Workflow and case-management systems persist state across user sessions and produce audit trails, but the state is procedural (steps completed, fields populated) rather than semantic (observations, contexts, hypotheses), and the audit trails are typically narrative rather than queryable as a typed lineage substrate. They satisfy compliance requirements within bounded administrative domains but do not provide a substrate suitable for long-running, inference-heavy discovery operations across heterogeneous evidence.

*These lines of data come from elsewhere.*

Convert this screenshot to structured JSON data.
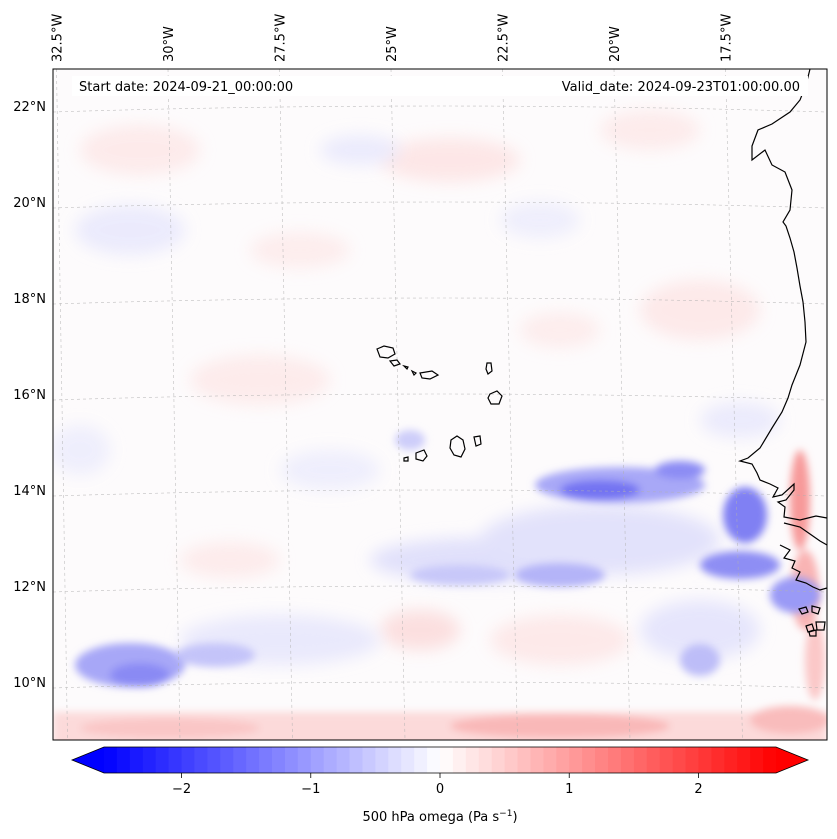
{
  "map": {
    "start_date": "Start date: 2024-09-21_00:00:00",
    "valid_date": "Valid_date: 2024-09-23T01:00:00.00",
    "longitude_ticks": [
      {
        "label": "32.5°W",
        "lon": -32.5
      },
      {
        "label": "30°W",
        "lon": -30
      },
      {
        "label": "27.5°W",
        "lon": -27.5
      },
      {
        "label": "25°W",
        "lon": -25
      },
      {
        "label": "22.5°W",
        "lon": -22.5
      },
      {
        "label": "20°W",
        "lon": -20
      },
      {
        "label": "17.5°W",
        "lon": -17.5
      }
    ],
    "latitude_ticks": [
      {
        "label": "22°N",
        "lat": 22
      },
      {
        "label": "20°N",
        "lat": 20
      },
      {
        "label": "18°N",
        "lat": 18
      },
      {
        "label": "16°N",
        "lat": 16
      },
      {
        "label": "14°N",
        "lat": 14
      },
      {
        "label": "12°N",
        "lat": 12
      },
      {
        "label": "10°N",
        "lat": 10
      }
    ],
    "colors": {
      "negative": "#0000ff",
      "positive": "#ff0000",
      "neutral": "#ffffff",
      "coast": "#000000",
      "grid": "#b0b0b0"
    }
  },
  "colorbar": {
    "label": "500 hPa omega (Pa s",
    "label_exponent": "−1",
    "label_suffix": ")",
    "range": [
      -2.6,
      2.6
    ],
    "ticks": [
      {
        "label": "−2",
        "value": -2
      },
      {
        "label": "−1",
        "value": -1
      },
      {
        "label": "0",
        "value": 0
      },
      {
        "label": "1",
        "value": 1
      },
      {
        "label": "2",
        "value": 2
      }
    ]
  }
}
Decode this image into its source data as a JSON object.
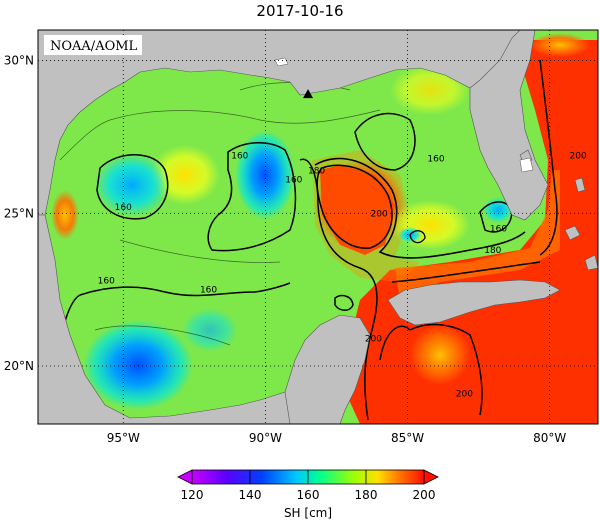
{
  "title": "2017-10-16",
  "credit": "NOAA/AOML",
  "lat_labels": [
    {
      "value": 30,
      "label": "30°N"
    },
    {
      "value": 25,
      "label": "25°N"
    },
    {
      "value": 20,
      "label": "20°N"
    }
  ],
  "lon_labels": [
    {
      "value": -95,
      "label": "95°W"
    },
    {
      "value": -90,
      "label": "90°W"
    },
    {
      "value": -85,
      "label": "85°W"
    },
    {
      "value": -80,
      "label": "80°W"
    }
  ],
  "colorbar": {
    "unit": "SH [cm]",
    "min": 120,
    "max": 200,
    "ticks": [
      120,
      140,
      160,
      180,
      200
    ],
    "has_triangle_ends": true
  },
  "contour_labels": [
    {
      "text": "160",
      "lon": -90.9,
      "lat": 26.8
    },
    {
      "text": "160",
      "lon": -89.0,
      "lat": 26.0
    },
    {
      "text": "180",
      "lon": -88.2,
      "lat": 26.3
    },
    {
      "text": "160",
      "lon": -95.0,
      "lat": 25.1
    },
    {
      "text": "160",
      "lon": -84.0,
      "lat": 26.7
    },
    {
      "text": "200",
      "lon": -86.0,
      "lat": 24.9
    },
    {
      "text": "160",
      "lon": -81.8,
      "lat": 24.4
    },
    {
      "text": "180",
      "lon": -82.0,
      "lat": 23.7
    },
    {
      "text": "200",
      "lon": -79.0,
      "lat": 26.8
    },
    {
      "text": "160",
      "lon": -95.6,
      "lat": 22.7
    },
    {
      "text": "160",
      "lon": -92.0,
      "lat": 22.4
    },
    {
      "text": "200",
      "lon": -86.2,
      "lat": 20.8
    },
    {
      "text": "200",
      "lon": -83.0,
      "lat": 19.0
    }
  ],
  "marker": {
    "type": "triangle",
    "lon": -88.5,
    "lat": 28.9
  },
  "colors": {
    "land": "#c0c0c0",
    "ocean_base": "#7ee84a",
    "gradient": [
      "#ff00ff",
      "#6a00ff",
      "#0060ff",
      "#00d8ff",
      "#00ff60",
      "#f0ff00",
      "#ff9000",
      "#ff2000"
    ]
  }
}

Cryptographic provenance and append-only-log systems supply the tamper-evidence property but, as with the operator-intent layer, do not by themselves supply the governance, retention, and inference primitives required for persistent semantic state. They are necessary substrate, integrated into the present mechanism alongside scope-bounded retention, governed mutation, and queryable lineage operators that together produce a complete persistent-state architecture.
Disclosure Scope
The disclosure scope covers persistent semantic state maintained across queries within a governance scope; nested and federated scope structures with credential-bounded inheritance; bounded retention policies including unitary, class-conditioned, event-conditioned, and consumer-conditioned variants, with retirement events that supersede records without erasing the fact of retirement; tamper-evident content-addressed event chains for memory, context, and cognitive fields; queryable lineage operators with shallow, deep, and bounded resolution; governed mutation operators including deterministic, probabilistic, reductive, and model-mediated embodiments; and composition of the foregoing with anchor-and-traversal records, operator-intent credentialing, model-mediated inference, and positional or topological evidence layers. The scope encompasses storage substrates ranging from in-memory event logs to durable distributed-ledger backings, with the architectural commitment fixed on content-addressing, governed mutation, and queryable lineage rather than on a particular storage technology.
Persistent semantic state allows discovery traversals of unlimited length without context degradation. A research agent operating within a credentialed scope can traverse thousands of anchors over days or weeks while maintaining recall of every observation and every inferred state, with retention bounded by policy rather than by context-window arithmetic and with every conclusion exposed to evidentiary review through queryable lineage. This enables deep, long-running, multi-party discovery operations whose outputs are admissible to legal, regulatory, and audit consumers — a class of operation that prompt-reconstruction architectures cannot reach.